FIGURE 3.

Contact activation on titanium. Shown are diagrams of proposed mechanisms by which a titanium (Ti) surface supports contact activation, and the effects of the anti-FXII antibody 5C12, or poly-L-arginine surface coating on the process. The Ti surface is assumed to be covered with a layer of TiO₂ that carries a negative surface charge at physiologic pH. (A). Contact Activation. When plasma is exposed to Ti the protease zymogens factor XII (FXII), factor XI (FXI), and prekallikrein (PK) bind to the Ti. For PK and FXII, surface binding is enhanced by the cofactor high-molecular-weight-kininogen (HK). The abbreviation CD indicates the catalytic domain of the zymogens, and HC (heavy chain) and LC (light chain) are the 2 parts of the activated proteases FXIIa, FXIa, and plasma kallikrein (PKa).

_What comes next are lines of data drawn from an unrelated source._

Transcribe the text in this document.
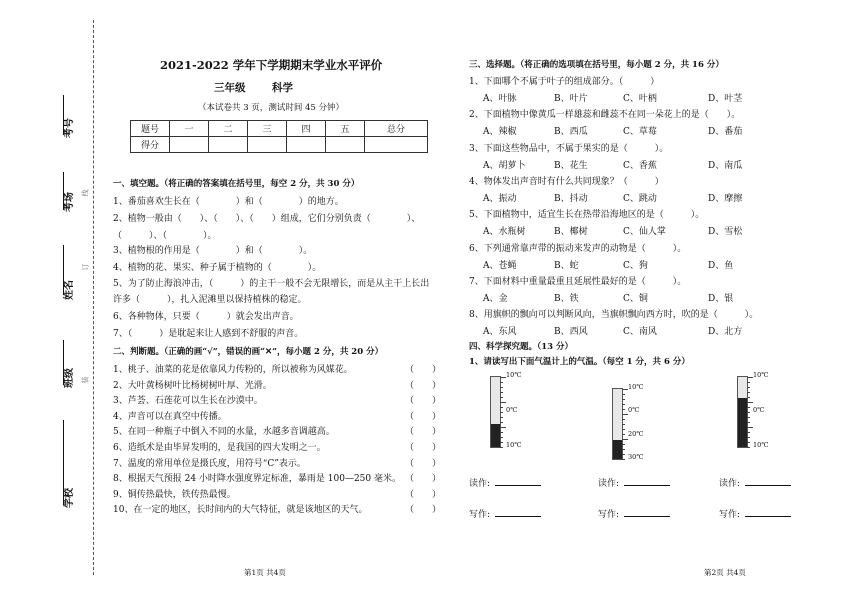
考号
考场
姓名
班级
学校
线
订
装
2021-2022 学年下学期期末学业水平评价
三年级	科学
（本试卷共 3 页，测试时间 45 分钟）
题号	一	二	三	四	五	总分
得分						
一、填空题。（将正确的答案填在括号里，每空 2 分，共 30 分）
1、番茄喜欢生长在（　　　　）和（　　　　）的地方。
2、植物一般由（　　）、（　　）、（　　）组成，它们分别负责（　　　　）、
（　　　）、（　　　　）。
3、植物根的作用是（　　　　）和（　　　　）。
4、植物的花、果实、种子属于植物的（　　　　）。
5、为了防止海浪冲击，（　　　）的主干一般不会无限增长，而是从主干上长出
许多（　　　），扎入泥滩里以保持植株的稳定。
6、各种物体，只要（　　　）就会发出声音。
7、（　　　）是耽起来让人感到不舒服的声音。
二、判断题。（正确的画“√”，错误的画“✕”，每小题 2 分，共 20 分）
1、桃子、油菜的花是依靠风力传粉的，所以被称为风媒花。	（　　）
2、大叶黄杨树叶比杨树树叶厚、光滑。	（　　）
3、芦荟、石莲花可以生长在沙漠中。	（　　）
4、声音可以在真空中传播。	（　　）
5、在同一种瓶子中倒入不同的水量，水越多音调越高。	（　　）
6、造纸术是由毕昇发明的，是我国的四大发明之一。	（　　）
7、温度的常用单位是摄氏度，用符号“C”表示。	（　　）
8、根据天气预报 24 小时降水强度界定标准，暴雨是 100—250 毫米。 （　　）
9、铜传热最快，铁传热最慢。	（　　）
10、在一定的地区，长时间内的大气特征，就是该地区的天气。	（　　）
三、选择题。（将正确的选项填在括号里，每小题 2 分，共 16 分）
1、下面哪个不属于叶子的组成部分。（　　　）
A、叶脉	B、叶片	C、叶柄	D、叶茎
2、下面植物中像黄瓜一样雄蕊和雌蕊不在同一朵花上的是（　　）。
A、辣椒	B、西瓜	C、草莓	D、番茄
3、下面这些物品中，不属于果实的是（　　　）。
A、胡萝卜	B、花生	C、香蕉	D、南瓜
4、物体发出声音时有什么共同现象？（　　　）
A、振动	B、抖动	C、跳动	D、摩擦
5、下面植物中，适宜生长在热带沿海地区的是（　　　）。
A、水瓶树	B、椰树	C、仙人掌	D、雪松
6、下列通常靠声带的振动来发声的动物是（　　　）。
A、苍蝇	B、蛇	C、狗	D、鱼
7、下面材料中重量最重且延展性最好的是（　　　）。
A、金	B、铁	C、铜	D、银
8、用旗帜的飘向可以判断风向，当旗帜飘向西方时，吹的是（　　　）。
A、东风	B、西风	C、南风	D、北方
四、科学探究题。（13 分）
1、请读写出下面气温计上的气温。（每空 1 分，共 6 分）
10℃
0℃
10℃
读作:
写作:
10℃
0℃
20℃
30℃
读作:
写作:
10℃
0℃
10℃
读作:
写作:
第1页 共4页	第2页 共4页
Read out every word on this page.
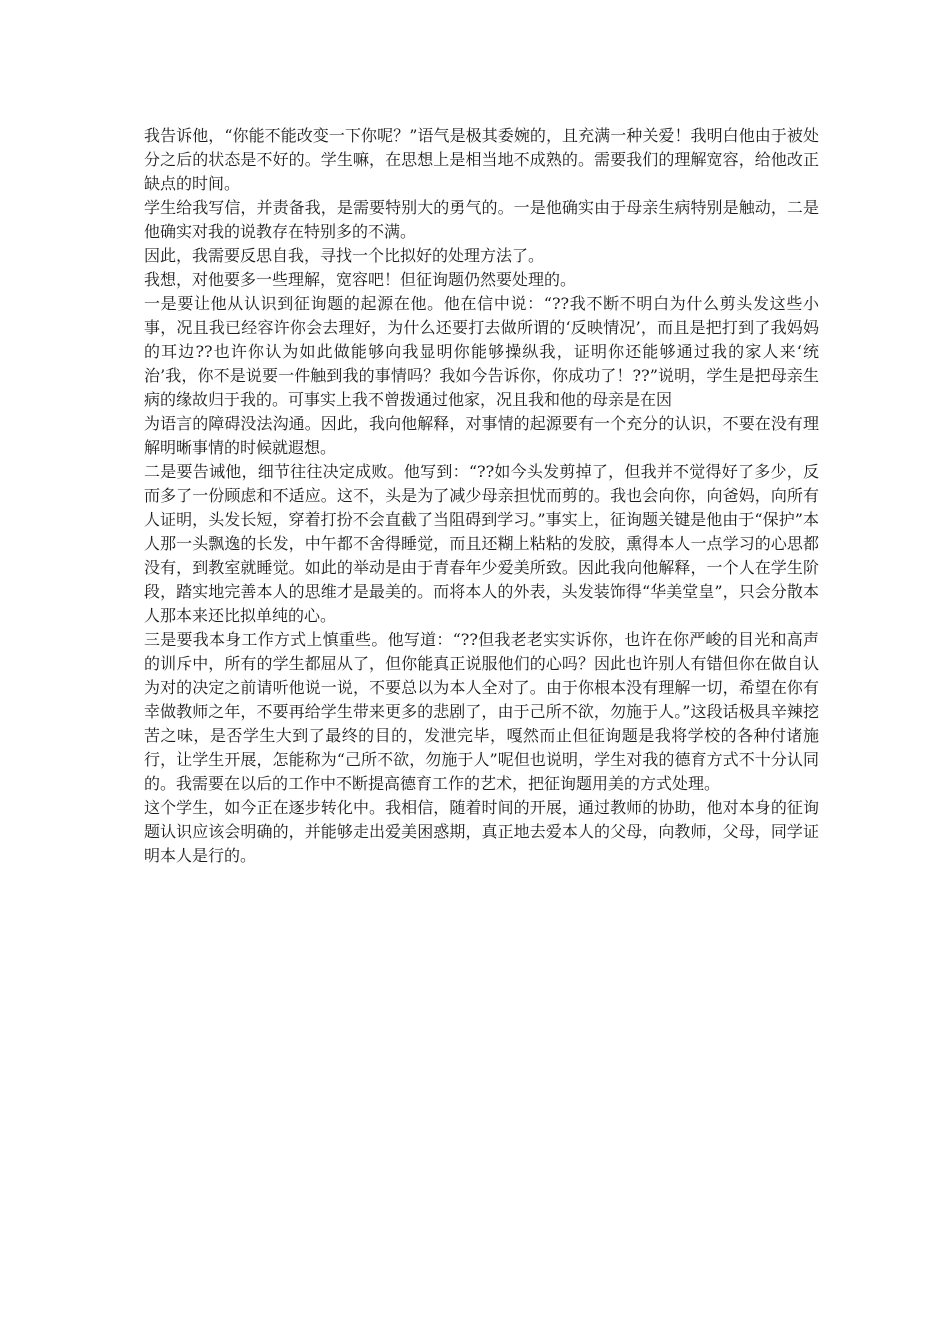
我告诉他，“你能不能改变一下你呢？”语气是极其委婉的，且充满一种关爱！我明白他由于被处分之后的状态是不好的。学生嘛，在思想上是相当地不成熟的。需要我们的理解宽容，给他改正缺点的时间。

学生给我写信，并责备我，是需要特别大的勇气的。一是他确实由于母亲生病特别是触动，二是他确实对我的说教存在特别多的不满。

因此，我需要反思自我，寻找一个比拟好的处理方法了。

我想，对他要多一些理解，宽容吧！但征询题仍然要处理的。

一是要让他从认识到征询题的起源在他。他在信中说：“??我不断不明白为什么剪头发这些小事，况且我已经容许你会去理好，为什么还要打去做所谓的‘反映情况’，而且是把打到了我妈妈的耳边??也许你认为如此做能够向我显明你能够操纵我，证明你还能够通过我的家人来‘统治’我，你不是说要一件触到我的事情吗？我如今告诉你，你成功了！??”说明，学生是把母亲生病的缘故归于我的。可事实上我不曾拨通过他家，况且我和他的母亲是在因

为语言的障碍没法沟通。因此，我向他解释，对事情的起源要有一个充分的认识，不要在没有理解明晰事情的时候就遐想。

二是要告诫他，细节往往决定成败。他写到：“??如今头发剪掉了，但我并不觉得好了多少，反而多了一份顾虑和不适应。这不，头是为了减少母亲担忧而剪的。我也会向你，向爸妈，向所有人证明，头发长短，穿着打扮不会直截了当阻碍到学习。”事实上，征询题关键是他由于“保护”本人那一头飘逸的长发，中午都不舍得睡觉，而且还糊上粘粘的发胶，熏得本人一点学习的心思都没有，到教室就睡觉。如此的举动是由于青春年少爱美所致。因此我向他解释，一个人在学生阶段，踏实地完善本人的思维才是最美的。而将本人的外表，头发装饰得“华美堂皇”，只会分散本人那本来还比拟单纯的心。

三是要我本身工作方式上慎重些。他写道：“??但我老老实实诉你，也许在你严峻的目光和高声的训斥中，所有的学生都屈从了，但你能真正说服他们的心吗？因此也许别人有错但你在做自认为对的决定之前请听他说一说，不要总以为本人全对了。由于你根本没有理解一切，希望在你有幸做教师之年，不要再给学生带来更多的悲剧了，由于己所不欲，勿施于人。”这段话极具辛辣挖苦之味，是否学生大到了最终的目的，发泄完毕，嘎然而止但征询题是我将学校的各种付诸施行，让学生开展，怎能称为“己所不欲，勿施于人”呢但也说明，学生对我的德育方式不十分认同的。我需要在以后的工作中不断提高德育工作的艺术，把征询题用美的方式处理。

这个学生，如今正在逐步转化中。我相信，随着时间的开展，通过教师的协助，他对本身的征询题认识应该会明确的，并能够走出爱美困惑期，真正地去爱本人的父母，向教师，父母，同学证明本人是行的。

During contact activation, FXII undergoes autoactivation to FXIIa, which converts PK to PKa. PKa, in turn, reciprocally activates FXII to FXIIa. FXIIa converts FXI to FXIa to promote thrombin generation and blood coagulation. PKa cleaves HK to release the vasoactive peptide bradykinin. (B). Effect of IgG 5C12. 5C12 binds to the catalytic domain of FXII and FXIIa blocking catalytic activity, which limits downstream activation of FXI and PK, blocking clotting and bradykinin formation. 5C12 also seems to displace FXII from the Ti surface. Interestingly, PK also is displaced from the surface by 5C12, suggesting that some PK binds to the Ti surface through an interaction with FXII. (C). Effect of poly-L-arginine coating of Ti. Poly-L-arginine appears to avidly bind to the Ti surface and prevents access to binding sites for FXII, PK, and FXI. It may also repel FXII, FXI, and PK from the surface. Interestingly, HK can bind to poly-L-arginine coated Ti, but it seems to not be associated with PK or FXI in this situation. Nearly, all FXI and most PK circulates in plasma in a complex with HK. These complexes apparently do not bind well to poly-L-arginine (perhaps due to repulsion of FXI and PK).